Daniel thought about the arrogance in the warrior’s voice, and a realization came to him. “Is it Lord Reisen, by any chance?”
Reisen nodded, though bitterness was evident in the hard lines of his face. “It was. Reisen of Mycenae. But I thought I knew a better path for Atlantis, and my error cost me everything.”
“You attempted a coup, or so I heard,” Daniel said.
“Conlan had been gone, prisoner to your evil goddess Anubisa, for seven long years. I thought he was dead, and Atlantis deserved real leadership, not a group of shell-shocked warriors waiting for a dead prince to return,” Reisen said, each word falling like a chunk of granite to the table.
“But he was alive,” Daniel said, stating the obvious, realizing how much it must have cost the warrior to realize he’d been wrong.
“He was alive,” Reisen agreed. “And so a coup became treachery, and I lost a hand in the process. No less than I deserve, or so most of Atlantis thinks.”

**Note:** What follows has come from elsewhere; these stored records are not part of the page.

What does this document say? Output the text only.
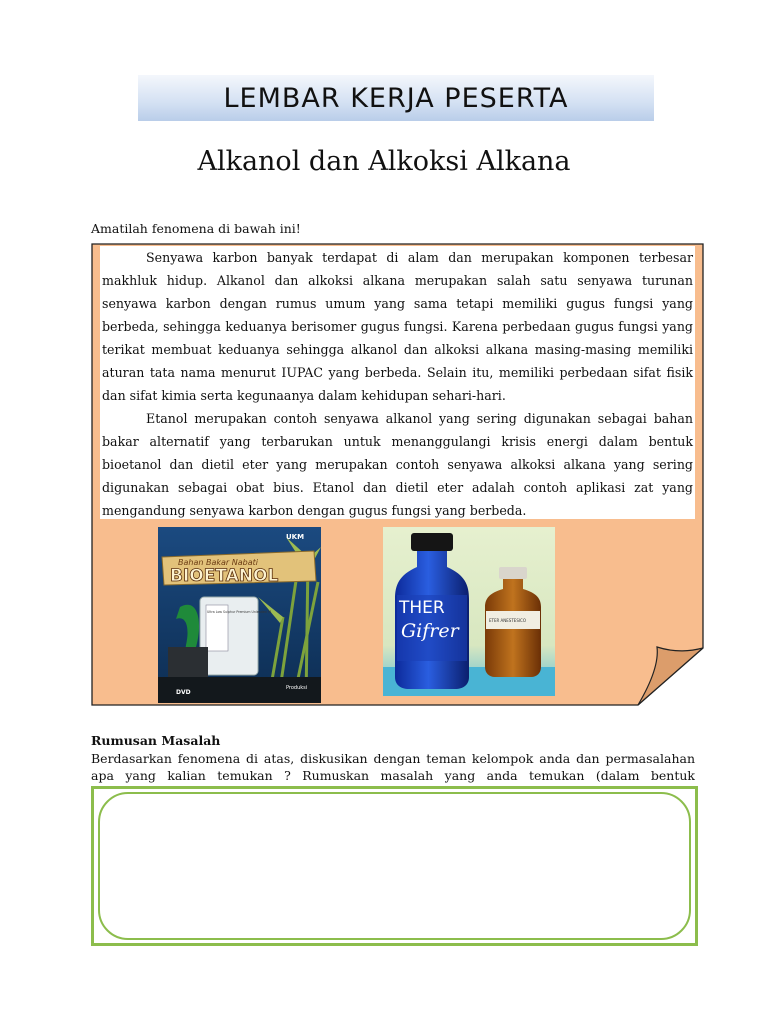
LEMBAR KERJA PESERTA
Alkanol dan Alkoksi Alkana
Amatilah fenomena di bawah ini!

Senyawa karbon banyak terdapat di alam dan merupakan komponen terbesar makhluk hidup. Alkanol dan alkoksi alkana merupakan salah satu senyawa turunan senyawa karbon dengan rumus umum yang sama tetapi memiliki gugus fungsi yang berbeda, sehingga keduanya berisomer gugus fungsi. Karena perbedaan gugus fungsi yang terikat membuat keduanya sehingga alkanol dan alkoksi alkana masing-masing memiliki aturan tata nama menurut IUPAC yang berbeda. Selain itu, memiliki perbedaan sifat fisik dan sifat kimia serta kegunaanya dalam kehidupan sehari-hari.

Etanol merupakan contoh senyawa alkanol yang sering digunakan sebagai bahan bakar alternatif yang terbarukan untuk menanggulangi krisis energi dalam bentuk bioetanol dan dietil eter yang merupakan contoh senyawa alkoksi alkana yang sering digunakan sebagai obat bius. Etanol dan dietil eter adalah contoh aplikasi zat yang mengandung senyawa karbon dengan gugus fungsi yang berbeda.

Bahan Bakar Nabati
BIOETANOL
UKM
Ultra Low Sulphur Premium Unleaded 91
DVD
Produksi
THER
Gifrer	ETER ANESTESICO
Rumusan Masalah
Berdasarkan fenomena di atas, diskusikan dengan teman kelompok anda dan permasalahan apa yang kalian temukan ? Rumuskan masalah yang anda temukan (dalam bentuk
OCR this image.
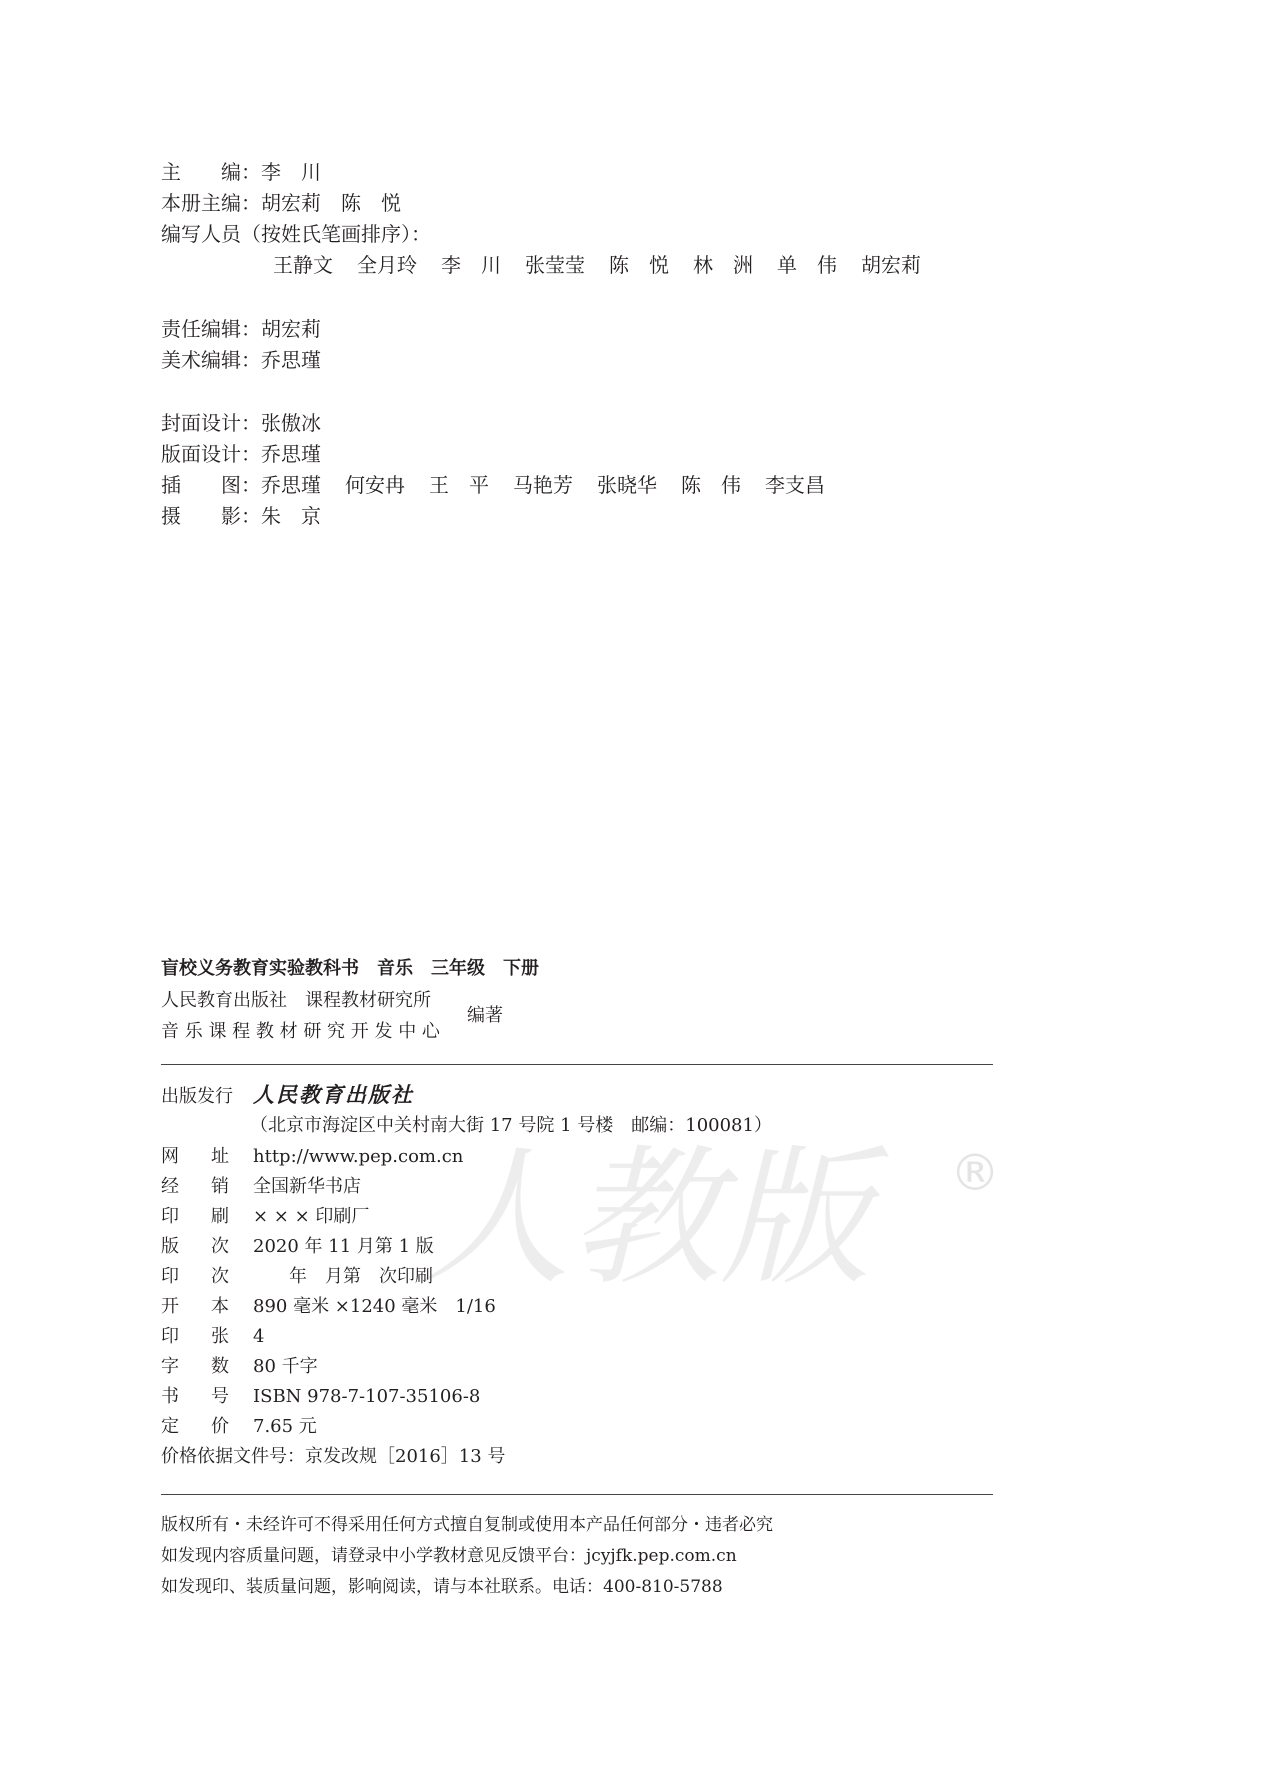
主　　编：李　川
本册主编：胡宏莉　陈　悦
编写人员（按姓氏笔画排序）：
王静文 全月玲 李　川 张莹莹 陈　悦 林　洲 单　伟 胡宏莉
责任编辑：胡宏莉
美术编辑：乔思瑾
封面设计：张傲冰
版面设计：乔思瑾
插　　图：乔思瑾 何安冉 王　平 马艳芳 张晓华 陈　伟 李支昌
摄　　影：朱　京
盲校义务教育实验教科书　音乐　三年级　下册
人民教育出版社　课程教材研究所
音 乐 课 程 教 材 研 究 开 发 中 心
编著
人教版	®
出版发行 人民教育出版社
（北京市海淀区中关村南大街 17 号院 1 号楼　邮编：100081）
网 址 http://www.pep.com.cn
经 销 全国新华书店
印 刷 × × × 印刷厂
版 次 2020 年 11 月第 1 版
印 次　　年　月第　次印刷
开 本 890 毫米 ×1240 毫米　1/16
印 张 4
字 数 80 千字
书 号 ISBN 978-7-107-35106-8
定 价 7.65 元
价格依据文件号：京发改规［2016］13 号
版权所有・未经许可不得采用任何方式擅自复制或使用本产品任何部分・违者必究
如发现内容质量问题，请登录中小学教材意见反馈平台：jcyjfk.pep.com.cn
如发现印、装质量问题，影响阅读，请与本社联系。电话：400-810-5788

“Then they suck. I’m sure you did what you thought was best,” Melody said hotly. “What else can any of us do, especially in these crazy times? I’m one of the worst cyber criminals in the world, probably, and do you think I ever envisioned a life of crime? No, no, and no. But what I do is crucial to the rebel cause, and a little threat like a life sentence in Alcatraz isn’t going to stop me.”
“I don’t think they use Alcatraz to house prisoners anymore. It’s a tourist attraction now,” Daniel pointed out, trying to help the obviously distraught woman.
She rolled her eyes. “ So missing the point, dude. Anyway, we need to go. Like, now. Our meet with the woman from the bank is coming up soon. We’ll be in touch as soon as we can.”
She dug around in her ever-present backpack for a while and then handed him a small phone. “Untraceable, disposable cell. Not much use in the canyons, of course, but my number is programmed in.”
“I can contact Serai on the Atlantean shared mental pathway, if that is possible between us,” Reisen said, and Daniel quashed a momentary pang of jealousy at the idea. Of course her fellow Atlanteans would be able to communicate with her in ways that Daniel never could. It was perfectly reasonable.